Configs and splits #702

severo · 2023-01-25T17:59:32Z

See #701

This PR does:

create a new endpoint /config-names. It gives the list of config names for a dataset
create a new endpoint /split-names. It gives the list of split names for a config (not for a dataset, which is the difference with /splits for now). Note that /split-names, as /splits, may depend on the streaming mode and might fail for this reason.
introduce a new "input-type": "config" in the processing steps. Before, a processing step was "dataset" (the input is a dataset name) or "split" (the inputs are dataset, config, and split). Now, we enable "config" (the inputs are dataset and config) for the new endpoint /split-names.
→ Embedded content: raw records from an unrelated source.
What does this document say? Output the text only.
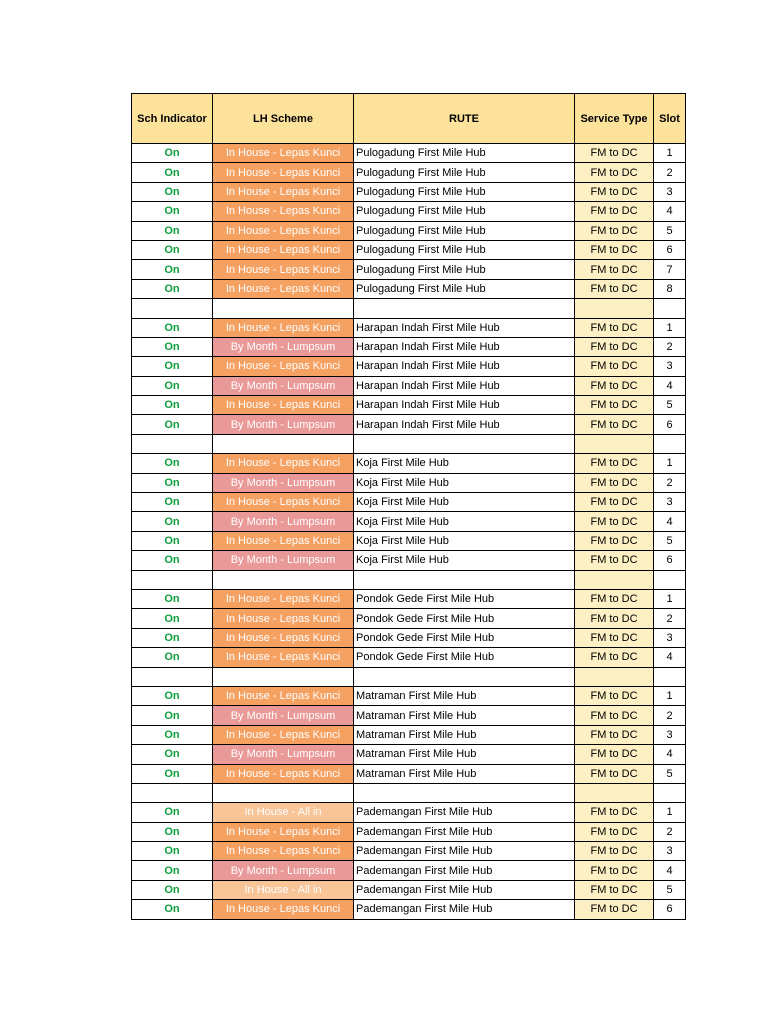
Sch Indicator	LH Scheme	RUTE	Service Type	Slot
On	In House - Lepas Kunci	Pulogadung First Mile Hub	FM to DC	1
On	In House - Lepas Kunci	Pulogadung First Mile Hub	FM to DC	2
On	In House - Lepas Kunci	Pulogadung First Mile Hub	FM to DC	3
On	In House - Lepas Kunci	Pulogadung First Mile Hub	FM to DC	4
On	In House - Lepas Kunci	Pulogadung First Mile Hub	FM to DC	5
On	In House - Lepas Kunci	Pulogadung First Mile Hub	FM to DC	6
On	In House - Lepas Kunci	Pulogadung First Mile Hub	FM to DC	7
On	In House - Lepas Kunci	Pulogadung First Mile Hub	FM to DC	8

On	In House - Lepas Kunci	Harapan Indah First Mile Hub	FM to DC	1
On	By Month - Lumpsum	Harapan Indah First Mile Hub	FM to DC	2
On	In House - Lepas Kunci	Harapan Indah First Mile Hub	FM to DC	3
On	By Month - Lumpsum	Harapan Indah First Mile Hub	FM to DC	4
On	In House - Lepas Kunci	Harapan Indah First Mile Hub	FM to DC	5
On	By Month - Lumpsum	Harapan Indah First Mile Hub	FM to DC	6

On	In House - Lepas Kunci	Koja First Mile Hub	FM to DC	1
On	By Month - Lumpsum	Koja First Mile Hub	FM to DC	2
On	In House - Lepas Kunci	Koja First Mile Hub	FM to DC	3
On	By Month - Lumpsum	Koja First Mile Hub	FM to DC	4
On	In House - Lepas Kunci	Koja First Mile Hub	FM to DC	5
On	By Month - Lumpsum	Koja First Mile Hub	FM to DC	6

On	In House - Lepas Kunci	Pondok Gede First Mile Hub	FM to DC	1
On	In House - Lepas Kunci	Pondok Gede First Mile Hub	FM to DC	2
On	In House - Lepas Kunci	Pondok Gede First Mile Hub	FM to DC	3
On	In House - Lepas Kunci	Pondok Gede First Mile Hub	FM to DC	4

On	In House - Lepas Kunci	Matraman First Mile Hub	FM to DC	1
On	By Month - Lumpsum	Matraman First Mile Hub	FM to DC	2
On	In House - Lepas Kunci	Matraman First Mile Hub	FM to DC	3
On	By Month - Lumpsum	Matraman First Mile Hub	FM to DC	4
On	In House - Lepas Kunci	Matraman First Mile Hub	FM to DC	5

On	In House - All in	Pademangan First Mile Hub	FM to DC	1
On	In House - Lepas Kunci	Pademangan First Mile Hub	FM to DC	2
On	In House - Lepas Kunci	Pademangan First Mile Hub	FM to DC	3
On	By Month - Lumpsum	Pademangan First Mile Hub	FM to DC	4
On	In House - All in	Pademangan First Mile Hub	FM to DC	5
On	In House - Lepas Kunci	Pademangan First Mile Hub	FM to DC	6
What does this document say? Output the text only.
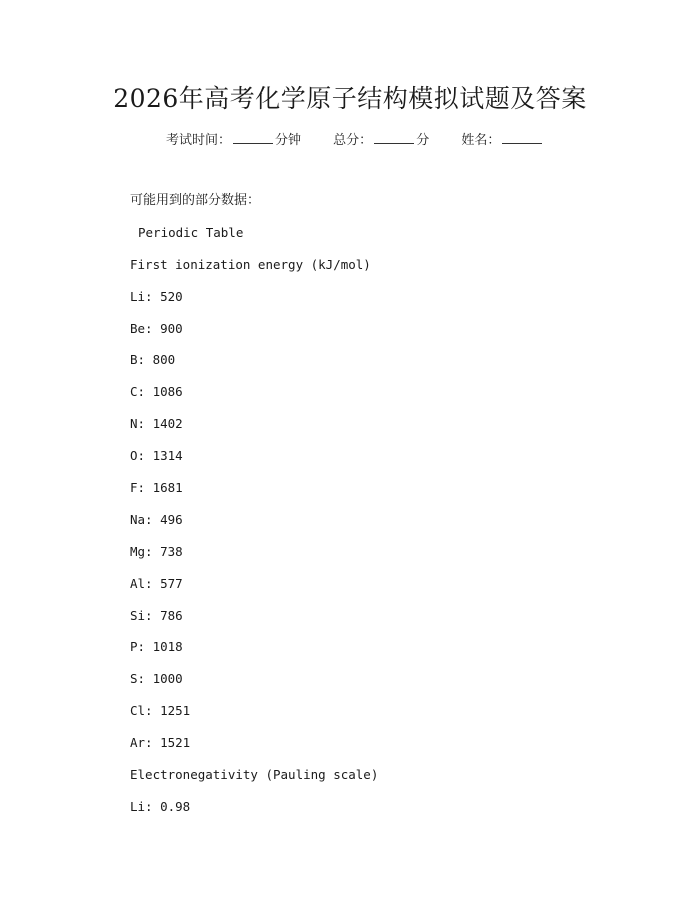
2026年高考化学原子结构模拟试题及答案
考试时间：	分钟 总分：	分 姓名：
可能用到的部分数据：
Periodic Table
First ionization energy (kJ/mol)
Li: 520
Be: 900
B: 800
C: 1086
N: 1402
O: 1314
F: 1681
Na: 496
Mg: 738
Al: 577
Si: 786
P: 1018
S: 1000
Cl: 1251
Ar: 1521
Electronegativity (Pauling scale)
Li: 0.98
Once this PR is merged, the plan is to:

fill the cache for the two new endpoints for all the datasets on the Hub (might take some hours to complete),
create a PR on moonlanding to use these two new endpoints instead of /splits
remove the /splits processing step, delete the cache for this endpoint, make the endpoint an alias to /split-names and add the ability for /split-names to concatenate the responses for all the configs if the only parameter is dataset (no config passed)

codecov-commenter · 2023-01-25T18:03:05Z

Codecov Report

Base: 90.42% // Head: 89.11% // Decreases project coverage by -1.31% ⚠️

Coverage data is based on head (4dc0383) compared to base (8d890ea).
Patch coverage: 76.19% of modified lines in pull request are covered.

❗ Current head 4dc0383 differs from pull request most recent head e325904. Consider uploading reports for the commit e325904 to get more accurate results

Additional details and impacted files

@@            Coverage Diff             @@
##             main     #702      +/-   ##
==========================================
- Coverage   90.42%   89.11%   -1.31%     
==========================================
  Files          65       36      -29     
  Lines        3163     1213    -1950     
==========================================
- Hits         2860     1081    -1779     
+ Misses        303      132     -171

Flag	Coverage Δ
services_admin	`88.20% <0.00%> (-0.70%)`	⬇️
services_api	`90.12% <100.00%> (+0.24%)`	⬆️
workers_datasets_based	`?`

Flags with carried forward coverage won't be shown. Click here to find out more.

Impacted Files	Coverage Δ
services/admin/src/admin/routes/force_refresh.py	`62.16% <0.00%> (-9.72%)`	⬇️
services/api/src/api/routes/processing_step.py	`60.00% <100.00%> (+4.44%)`	⬆️
services/api/tests/conftest.py	`97.56% <100.00%> (+0.19%)`	⬆️
services/api/tests/routes/test_valid.py	`100.00% <100.00%> (ø)`
services/api/tests/test_app.py	`100.00% <100.00%> (ø)`
...orkers/datasets_based/src/datasets_based/config.py
...orkers/datasets_based/src/datasets_based/worker.py
...atasets_based/src/datasets_based/worker_factory.py
...s_based/src/datasets_based/workers/dataset_info.py
...ets_based/src/datasets_based/workers/first_rows.py
... and 24 more

Help us with your feedback. Take ten seconds to tell us how you rate us. Have a feature suggestion? Share it here.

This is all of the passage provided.